Direct Trade, on the other hand, is usually grounded in superior coffee. Great coffee needs to be the foundation for any Direct Trade relationship, otherwise, the relationship won’t be sustainable. And, Direct Trade relationships are usually between a roaster and one individual farmer, not with a cooperative.
This buying model, one in which roasters work directly with farmers instead of green bean brokers, helped to usher in the era of third-wave coffee. Companies like Counter Culture, Intelligentsia, and Stumptown led the charge to origin as they procured supreme coffees directly from the people who grew it and often collaborated with the farmers to further increase quality.

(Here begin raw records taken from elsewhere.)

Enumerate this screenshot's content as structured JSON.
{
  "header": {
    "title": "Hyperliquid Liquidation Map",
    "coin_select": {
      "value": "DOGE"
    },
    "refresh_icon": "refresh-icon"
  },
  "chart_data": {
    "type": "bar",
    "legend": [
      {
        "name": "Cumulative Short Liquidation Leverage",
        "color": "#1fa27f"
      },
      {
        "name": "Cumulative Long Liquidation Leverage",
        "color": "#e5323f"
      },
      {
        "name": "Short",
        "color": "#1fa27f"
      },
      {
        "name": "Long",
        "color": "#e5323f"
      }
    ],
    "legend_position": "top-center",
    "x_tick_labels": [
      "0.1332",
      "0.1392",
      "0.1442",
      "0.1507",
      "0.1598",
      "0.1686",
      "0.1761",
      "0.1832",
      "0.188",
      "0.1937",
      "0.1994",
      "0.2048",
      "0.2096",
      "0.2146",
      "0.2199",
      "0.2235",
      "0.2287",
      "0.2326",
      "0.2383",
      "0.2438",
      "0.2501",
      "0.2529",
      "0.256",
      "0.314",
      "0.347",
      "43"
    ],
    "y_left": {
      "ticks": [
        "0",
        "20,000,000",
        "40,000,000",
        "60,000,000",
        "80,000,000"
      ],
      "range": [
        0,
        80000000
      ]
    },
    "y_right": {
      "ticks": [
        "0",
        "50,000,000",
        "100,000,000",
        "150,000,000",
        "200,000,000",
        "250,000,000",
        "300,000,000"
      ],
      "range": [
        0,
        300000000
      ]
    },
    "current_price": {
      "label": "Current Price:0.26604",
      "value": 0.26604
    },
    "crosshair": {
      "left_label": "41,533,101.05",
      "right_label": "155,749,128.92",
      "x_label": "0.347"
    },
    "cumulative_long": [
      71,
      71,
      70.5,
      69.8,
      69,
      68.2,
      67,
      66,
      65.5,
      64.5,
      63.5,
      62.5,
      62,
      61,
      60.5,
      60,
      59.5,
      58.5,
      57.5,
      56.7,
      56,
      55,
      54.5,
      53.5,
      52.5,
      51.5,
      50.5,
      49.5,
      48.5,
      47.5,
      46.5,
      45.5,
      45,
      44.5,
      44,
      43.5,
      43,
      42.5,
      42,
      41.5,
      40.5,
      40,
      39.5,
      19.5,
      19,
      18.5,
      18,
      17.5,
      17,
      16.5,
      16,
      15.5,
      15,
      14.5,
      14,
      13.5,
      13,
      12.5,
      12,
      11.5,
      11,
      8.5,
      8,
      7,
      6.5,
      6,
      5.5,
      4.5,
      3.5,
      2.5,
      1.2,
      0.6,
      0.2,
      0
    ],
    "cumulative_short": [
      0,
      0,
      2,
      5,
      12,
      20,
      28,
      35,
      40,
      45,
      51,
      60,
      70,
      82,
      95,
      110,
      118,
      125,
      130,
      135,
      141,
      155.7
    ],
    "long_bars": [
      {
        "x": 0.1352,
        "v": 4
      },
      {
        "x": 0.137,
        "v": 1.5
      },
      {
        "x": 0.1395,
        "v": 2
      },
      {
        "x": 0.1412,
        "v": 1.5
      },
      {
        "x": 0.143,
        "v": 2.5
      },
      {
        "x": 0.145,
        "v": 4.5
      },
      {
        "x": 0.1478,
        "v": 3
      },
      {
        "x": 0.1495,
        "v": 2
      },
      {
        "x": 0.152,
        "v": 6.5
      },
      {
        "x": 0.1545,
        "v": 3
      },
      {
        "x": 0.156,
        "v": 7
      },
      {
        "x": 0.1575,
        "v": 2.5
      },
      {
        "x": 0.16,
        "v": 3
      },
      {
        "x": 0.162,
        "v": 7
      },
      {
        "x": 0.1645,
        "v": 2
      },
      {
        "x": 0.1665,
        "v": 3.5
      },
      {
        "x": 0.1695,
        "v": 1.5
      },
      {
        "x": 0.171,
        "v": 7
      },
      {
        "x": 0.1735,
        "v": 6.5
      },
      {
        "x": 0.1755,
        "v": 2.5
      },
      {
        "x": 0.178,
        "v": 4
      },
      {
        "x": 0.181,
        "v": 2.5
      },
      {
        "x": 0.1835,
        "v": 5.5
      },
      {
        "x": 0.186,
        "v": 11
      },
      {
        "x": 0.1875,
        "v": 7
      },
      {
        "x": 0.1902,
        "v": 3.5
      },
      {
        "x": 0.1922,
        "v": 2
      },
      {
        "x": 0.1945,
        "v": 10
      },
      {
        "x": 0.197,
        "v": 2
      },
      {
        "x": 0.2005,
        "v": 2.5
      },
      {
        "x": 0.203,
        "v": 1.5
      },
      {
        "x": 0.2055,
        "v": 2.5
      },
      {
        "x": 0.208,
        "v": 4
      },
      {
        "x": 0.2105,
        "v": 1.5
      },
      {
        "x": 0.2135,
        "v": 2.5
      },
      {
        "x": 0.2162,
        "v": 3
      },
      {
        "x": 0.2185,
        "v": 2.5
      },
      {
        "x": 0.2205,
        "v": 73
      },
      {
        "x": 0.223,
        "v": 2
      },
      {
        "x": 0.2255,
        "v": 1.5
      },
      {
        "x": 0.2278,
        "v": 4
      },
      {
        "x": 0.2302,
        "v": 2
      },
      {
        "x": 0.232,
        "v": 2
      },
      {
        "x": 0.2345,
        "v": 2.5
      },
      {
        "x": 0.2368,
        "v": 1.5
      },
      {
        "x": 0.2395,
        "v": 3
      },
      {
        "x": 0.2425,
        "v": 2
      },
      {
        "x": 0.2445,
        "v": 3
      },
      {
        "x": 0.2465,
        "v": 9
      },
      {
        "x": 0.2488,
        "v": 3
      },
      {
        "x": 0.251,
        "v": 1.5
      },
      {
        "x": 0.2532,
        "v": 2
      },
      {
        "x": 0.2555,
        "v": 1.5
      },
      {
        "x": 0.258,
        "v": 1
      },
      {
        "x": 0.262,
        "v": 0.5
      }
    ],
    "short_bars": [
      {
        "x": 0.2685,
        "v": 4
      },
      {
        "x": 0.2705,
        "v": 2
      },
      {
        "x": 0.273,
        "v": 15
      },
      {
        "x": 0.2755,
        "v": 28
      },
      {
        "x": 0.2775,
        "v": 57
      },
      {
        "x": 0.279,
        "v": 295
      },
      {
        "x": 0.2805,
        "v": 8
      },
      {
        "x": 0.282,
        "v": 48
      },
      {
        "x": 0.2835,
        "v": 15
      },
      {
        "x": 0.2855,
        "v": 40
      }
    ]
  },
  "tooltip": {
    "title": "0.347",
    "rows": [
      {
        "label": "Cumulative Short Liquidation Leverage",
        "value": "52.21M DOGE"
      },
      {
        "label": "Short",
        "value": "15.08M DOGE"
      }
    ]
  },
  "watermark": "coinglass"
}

While each company that practices Direct Trade may have a slightly different definition of the term, most would say that they are negotiating a price with the farmer directly and they meet with the farmer regularly at origin. The benefits of doing this are in the cup. If a roaster is able to establish a partnership like this, the roaster will end up with outstanding and exclusive green beans – purchased in a way that allows the farmers to have enough profit to re-invest in their farm with the hope of producing even better coffee each year, providing the roaster with a sustainable source for great coffee.
Now, “sourcing at origin” does not automatically mean the roaster is establishing direct trade relationships. From here we get into other terms like “Relationship Coffee” or “Responsibily Sourced” coffee.
If we are working with an exporter at origin, we may cup 50 to 100 coffees with that exporter on a particular trip. Some of this coffee, the exporter may have already purchased for re-sale. If we like it, as long as we are confident that the exporter paid a good price for the coffee and was done so transparently, we would then buy the coffee from the exporter. We may or may not actually meet this particular grower. In some cases, if the coffee is good year-to-year, we may establish a direct trade relationship – facilitated by the exporter — with this grower, but this first purchase would not be called “Direct Trade”. The coffee, though, would fit into our Farm to Cup coffee program as a transparent or responsibly sourced coffee.
Some of this coffee cupped with the exporter might not yet be purchased, in which case, if the coffee is good, and the exporter willing, we would then meet directly with the grower and negotiate a price. We would call this a Direct Trade coffee.
As long as a roaster is willing, there are other ways to establish direct trade relationships. Coffee conferences bring buyers and growers together, and international coffee auctions can be used to connect with particular farmers – though purchasing via an auction would not really be “Direct Trade”. A roaster may be introduced to a great farmer through the auction and might, then, establish a Direct Trade relationship.
But, regardless of how it happens, Direct Trade is/should be defined as a roaster working directly with a grower, as the term was originally defined by those who first participated in the practice.
The best of these relationships are the ones in which the roaster can take an active roll in the growing, harvesting, and processing of the coffee and the trading becomes a true partnership.